Even though Chevrolet driver Kyle Larson won last year’s spring race at Kansas Speedway by the closest margin in NASCAR Cup Series history over Ford driver Chris Buescher, Larson still thinks Toyota drivers have an edge at the 1.5-mile track.
Depending on your point of view, you could make an argument for all three manufacturers entering Sunday’s AdventHealth 400 at the intermediate speedway in Wyandotte County, Kansas (3 p.m. ET on FS1, MRN and WDUN AM 550 & FM 102.9).
“Whether I won or I didn’t, it was really neat to be a part of a finish like that,” said Larson, who edged Buescher by 0.001 second last May. “So obviously, I was happy to come out a thousandth ahead, but still, to be a part of a finish like that was pretty neat.
“The Toyotas—they’re still the best there, I think, anyways. We’ve chipped away at it and gotten better, I think. I’ve led lots of laps there since we’ve gone there with the Next Gen. I just hadn’t gotten the win until last year. But you always work to get better every time you go to a track.”
Even though Chevrolet drivers swept last year’s Kansas events, with Ross Chastain winning in the fall, there’s ample reason for Larson to look to the Toyotas as fierce competition. Before 2024, four different Camry drivers—Kurt Busch, Bubba Wallace, Denny Hamlin and Tyler Reddick—won four straight races at the track.
Wallace, however, acknowledges that his No. 23 23XI Racing team has lost a bit of the magic that propelled him to the second and most recent of his two career wins in 2022.
“I don’t know where we got off pace there, but we did,” said Wallace, who finished 17th in both Kansas races last year. “But I think we know what we need to do there, so it’s just a matter of getting back on the horse and doing it…
“It’s not like we’re way out in left field from what we had a couple years ago. It’s maybe one thing that’s giving us the wrong feel. It’s crazy. We just have to show up and, like I said, get back on the horse and get out there and ride.”
Joe Gibbs Racing Toyota driver Christopher Bell has won the last three poles at Kansas Speedway, which is hosting the second of three straight Cup Series points races on 1.5-mile intermediate speedways.
The last driver to win four straight poles at a track was Larson at Sonoma Raceway from 2017 through 2022.
On the flip side of Larson’s win, Buescher prefers not to dwell on his runner-up finish last year.
“When it does come up, I try to make a joke about being the closest loser ever,” he said. “Ultimately, we’re trying to look further ahead… Ultimately, don’t look back, just because, one: it’s not going to change anything; two: to relive that moment in that race and study it, I would do things differently going back, but no time wasted in that.”
Joey Logano, last week’s winner at Texas Motor Speedway, is the only Ford driver to visit Victory Lane at Kansas in the last 12 races there.

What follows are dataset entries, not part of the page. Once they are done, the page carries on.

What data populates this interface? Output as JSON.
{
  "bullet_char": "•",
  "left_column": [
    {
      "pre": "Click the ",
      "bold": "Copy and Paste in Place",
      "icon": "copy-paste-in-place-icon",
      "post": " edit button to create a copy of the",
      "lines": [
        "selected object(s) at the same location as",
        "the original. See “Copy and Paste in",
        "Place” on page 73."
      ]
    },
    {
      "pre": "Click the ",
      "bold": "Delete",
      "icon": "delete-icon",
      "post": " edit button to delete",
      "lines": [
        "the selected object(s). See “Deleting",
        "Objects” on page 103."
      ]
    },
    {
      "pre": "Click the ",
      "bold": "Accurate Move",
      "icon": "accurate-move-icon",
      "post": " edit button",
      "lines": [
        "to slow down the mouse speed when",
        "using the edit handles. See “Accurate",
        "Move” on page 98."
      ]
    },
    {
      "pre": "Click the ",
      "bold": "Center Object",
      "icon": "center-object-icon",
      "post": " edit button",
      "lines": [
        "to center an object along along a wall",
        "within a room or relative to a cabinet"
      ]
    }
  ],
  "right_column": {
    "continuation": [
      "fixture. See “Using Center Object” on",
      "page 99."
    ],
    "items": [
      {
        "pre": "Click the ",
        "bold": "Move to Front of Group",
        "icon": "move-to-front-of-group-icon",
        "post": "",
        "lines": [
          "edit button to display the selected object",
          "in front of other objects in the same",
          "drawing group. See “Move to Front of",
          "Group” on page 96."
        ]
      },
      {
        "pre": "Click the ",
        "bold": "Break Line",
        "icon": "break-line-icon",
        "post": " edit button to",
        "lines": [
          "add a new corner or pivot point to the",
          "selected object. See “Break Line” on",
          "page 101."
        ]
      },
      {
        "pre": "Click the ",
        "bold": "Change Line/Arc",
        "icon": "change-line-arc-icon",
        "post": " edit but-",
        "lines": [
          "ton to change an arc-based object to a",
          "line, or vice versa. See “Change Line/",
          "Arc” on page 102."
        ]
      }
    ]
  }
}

However, with Josh Berry winning for the Wood Brothers at Las Vegas, Ford drivers have claimed victory in two of the three 1.5-milers so far this year. Larson’s victory at Homestead-Miami Speedway accounts for the other.
No matter whom you might favor, Kansas Speedway is a venue likely to produce high drama. Not only does the track have the closest Cup finish in Cup history to its credit, but it also featured 37 lead changes in the spring race of 2023—most on a 1.5-mile speedway in series history using a conventional downforce competition package.
Note: When Chastain triumphed from the 20th starting position last year, it broke a string of nine straight winners from the top 10 positions on the grid.